Questo seminario è spunto per alcune riflessioni, supportate dagli ultimi dati di mercato registrati a fine settembre. Marco Aurelio Brandolini, Direttore Commerciale Macroarea di Sede e Responsabile Marketing del Consorzio Integra, evidenzia il dato sul crollo del mercato italiano tradizionale delle costruzioni, nel suo complesso, in questo 2016, pari a un -34,5% rispetto ai primi 9 mesi del 2015. “I dati dopo i primi nove mesi dell’anno confermano quello che gli operatori del settore vivono e registrano quotidianamente: il blocco pressoché totale delle emissioni con cali generalizzati in quasi tutte le regioni. Tutti i mesi infatti hanno fatto registrare segni negativi, a parte il mese di aprile – molte stazioni appaltanti hanno accelerato la pubblicazione dei bandi per non ricadere nel nuovo codice – e luglio – dove si sono concentrate due importanti emissioni Italferr. Il numero di gare, superiori a un milione, si è quasi dimezzato: da 1602 bandi a 858”.

Giulia Alberti, Responsabile Pianificazione e Mercato Nazionale del Consorzio Integra, evidenzia oltretutto che molti bandi di importi rilevanti hanno le caratteristiche del “multi-lotto”, con limiti sulla partecipazione o aggiudicazione di più lotti.

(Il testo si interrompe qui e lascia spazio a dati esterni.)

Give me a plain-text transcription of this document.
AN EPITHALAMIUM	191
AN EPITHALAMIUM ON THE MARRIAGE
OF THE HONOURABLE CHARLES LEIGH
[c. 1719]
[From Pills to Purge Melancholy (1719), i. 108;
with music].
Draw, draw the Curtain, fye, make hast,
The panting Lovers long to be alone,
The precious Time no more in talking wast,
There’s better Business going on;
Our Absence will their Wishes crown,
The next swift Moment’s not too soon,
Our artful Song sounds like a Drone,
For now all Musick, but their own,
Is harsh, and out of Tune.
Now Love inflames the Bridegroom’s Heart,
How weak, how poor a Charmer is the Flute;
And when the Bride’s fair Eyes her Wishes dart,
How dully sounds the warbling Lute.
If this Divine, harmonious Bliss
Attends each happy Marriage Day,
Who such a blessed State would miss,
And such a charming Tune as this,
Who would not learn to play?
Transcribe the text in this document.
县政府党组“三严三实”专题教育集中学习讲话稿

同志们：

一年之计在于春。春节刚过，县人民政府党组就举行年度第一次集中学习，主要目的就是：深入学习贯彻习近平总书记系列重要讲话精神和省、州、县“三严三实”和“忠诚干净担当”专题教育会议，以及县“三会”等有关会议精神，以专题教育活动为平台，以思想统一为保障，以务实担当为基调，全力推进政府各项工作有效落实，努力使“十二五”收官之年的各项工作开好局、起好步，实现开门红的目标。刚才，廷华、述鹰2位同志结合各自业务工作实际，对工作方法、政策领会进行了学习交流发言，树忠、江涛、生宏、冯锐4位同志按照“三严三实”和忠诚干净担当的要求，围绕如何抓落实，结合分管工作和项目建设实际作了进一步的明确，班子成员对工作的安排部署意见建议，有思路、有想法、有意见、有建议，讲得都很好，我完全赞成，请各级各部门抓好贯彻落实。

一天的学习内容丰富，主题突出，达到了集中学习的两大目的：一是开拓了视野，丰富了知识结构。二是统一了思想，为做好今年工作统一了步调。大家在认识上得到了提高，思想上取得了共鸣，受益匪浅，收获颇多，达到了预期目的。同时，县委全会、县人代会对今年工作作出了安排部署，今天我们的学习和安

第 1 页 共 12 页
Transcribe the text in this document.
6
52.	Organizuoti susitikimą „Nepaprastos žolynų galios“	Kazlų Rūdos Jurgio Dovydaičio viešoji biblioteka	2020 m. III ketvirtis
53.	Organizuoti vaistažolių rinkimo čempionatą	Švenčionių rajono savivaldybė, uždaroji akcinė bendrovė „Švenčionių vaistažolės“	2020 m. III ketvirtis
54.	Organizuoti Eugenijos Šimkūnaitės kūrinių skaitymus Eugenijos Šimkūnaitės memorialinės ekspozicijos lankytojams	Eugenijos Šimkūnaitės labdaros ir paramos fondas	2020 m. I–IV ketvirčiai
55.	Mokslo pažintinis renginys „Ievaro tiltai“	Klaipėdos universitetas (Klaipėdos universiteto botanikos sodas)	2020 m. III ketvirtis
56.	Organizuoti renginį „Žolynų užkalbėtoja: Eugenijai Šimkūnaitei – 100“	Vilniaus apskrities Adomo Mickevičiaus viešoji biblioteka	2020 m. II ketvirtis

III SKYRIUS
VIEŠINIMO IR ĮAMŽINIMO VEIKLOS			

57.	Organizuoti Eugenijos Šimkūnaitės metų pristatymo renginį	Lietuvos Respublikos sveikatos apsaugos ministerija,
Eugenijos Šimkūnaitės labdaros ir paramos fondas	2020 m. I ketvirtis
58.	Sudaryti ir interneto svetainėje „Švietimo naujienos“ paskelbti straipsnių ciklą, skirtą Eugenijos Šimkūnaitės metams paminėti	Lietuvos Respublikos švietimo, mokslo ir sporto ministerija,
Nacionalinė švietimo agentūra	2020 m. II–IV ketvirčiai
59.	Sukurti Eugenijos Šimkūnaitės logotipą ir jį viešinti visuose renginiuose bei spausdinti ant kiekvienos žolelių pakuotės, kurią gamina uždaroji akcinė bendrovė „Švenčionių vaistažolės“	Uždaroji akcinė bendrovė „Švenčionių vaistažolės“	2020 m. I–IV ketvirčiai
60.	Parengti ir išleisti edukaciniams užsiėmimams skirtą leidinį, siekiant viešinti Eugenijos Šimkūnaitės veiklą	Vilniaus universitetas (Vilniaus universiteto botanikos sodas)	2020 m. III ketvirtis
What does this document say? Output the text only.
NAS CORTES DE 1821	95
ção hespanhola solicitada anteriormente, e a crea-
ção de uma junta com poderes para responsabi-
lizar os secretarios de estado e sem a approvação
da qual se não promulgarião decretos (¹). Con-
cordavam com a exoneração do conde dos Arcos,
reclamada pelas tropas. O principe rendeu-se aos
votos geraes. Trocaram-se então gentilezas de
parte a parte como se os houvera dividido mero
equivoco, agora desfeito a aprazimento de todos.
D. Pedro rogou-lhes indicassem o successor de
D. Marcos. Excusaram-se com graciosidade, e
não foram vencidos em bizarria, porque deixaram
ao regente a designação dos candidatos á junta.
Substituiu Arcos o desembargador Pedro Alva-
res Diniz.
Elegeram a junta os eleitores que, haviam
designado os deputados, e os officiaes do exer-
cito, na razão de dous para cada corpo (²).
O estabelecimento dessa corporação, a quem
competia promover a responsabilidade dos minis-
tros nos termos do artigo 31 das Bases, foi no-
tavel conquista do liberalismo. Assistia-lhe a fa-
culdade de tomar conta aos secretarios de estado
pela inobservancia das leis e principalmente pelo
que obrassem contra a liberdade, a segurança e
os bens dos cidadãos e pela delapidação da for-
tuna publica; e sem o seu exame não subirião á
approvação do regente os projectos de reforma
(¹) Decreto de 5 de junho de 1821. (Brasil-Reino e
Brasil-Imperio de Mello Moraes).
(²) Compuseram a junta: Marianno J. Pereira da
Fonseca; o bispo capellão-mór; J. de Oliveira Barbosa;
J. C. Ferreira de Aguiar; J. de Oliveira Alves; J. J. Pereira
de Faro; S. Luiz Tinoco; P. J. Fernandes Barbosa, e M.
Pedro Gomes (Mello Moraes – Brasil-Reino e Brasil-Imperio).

“Anas, ad esempio, ha bandito cinque gare multi-lotto aventi ognuna ad oggetto un “accordo quadro quadriennale per l’esecuzione di lavori di manutenzione straordinaria della segnaletica verticale”, con la previsione che ciascun concorrente possa partecipare ad un solo lotto per ogni procedura. RFI ha bandito una gara per i “lavori di manutenzione dei fabbricati ferroviari non interferenti con l’esercizio ferroviario” suddivisa in 15 lotti per un importo complessivo di 343 milioni di euro, con la previsione che il concorrente possa partecipare a tutti i lotti ma aggiudicarsene uno solo. Infine, analogamente, Anas ha bandito una gara per l’affidamento di un “accordo quadro quadriennale per il ripristino e la protezione degli impianti in galleria e all’aperto a seguito dei furti ed adeguamento con sistemi anti-effrazione” dell’importo complessivo di 60 milioni ma con la previsione che il concorrente possa partecipare ad un solo lotto – importo dei singoli lotti pari a 5 o 10 milioni. In sintesi dunque, anche se l’importo complessivo di questa tipologia di bandi è apparentemente molto elevato, l’effettiva possibilità di acquisizione per il singolo concorrente è decisamente inferiore. Questo tipo di procedure quindi, favorisce sì una “rotazione” tra le imprese aggiudicatarie ma riduce il mercato di quegli operatori che avrebbero requisiti e capacità per eseguire più lotti”
, chiosa Alberti.

Auspichiamo che questo crollo sia congiunturale e dovuto all’entrata in vigore del nuovo Codice, considerata l’assenza di un adeguato periodo transitorio” prosegue Brandolini. “L’aumento dei bandi di progettazione c’è stato, come sancito anche dall’OICE: i tempi per gli appalti di costruzione, avendo fortemente limitato l’uso dell’appalto integrato, inevitabilmente si allungheranno. Il timore è che questo calo odierno si ripercuota negativamente sulla crescita economica dei prossimi anni, ciononostante rimaniamo fiduciosi in una inversione di tendenza”.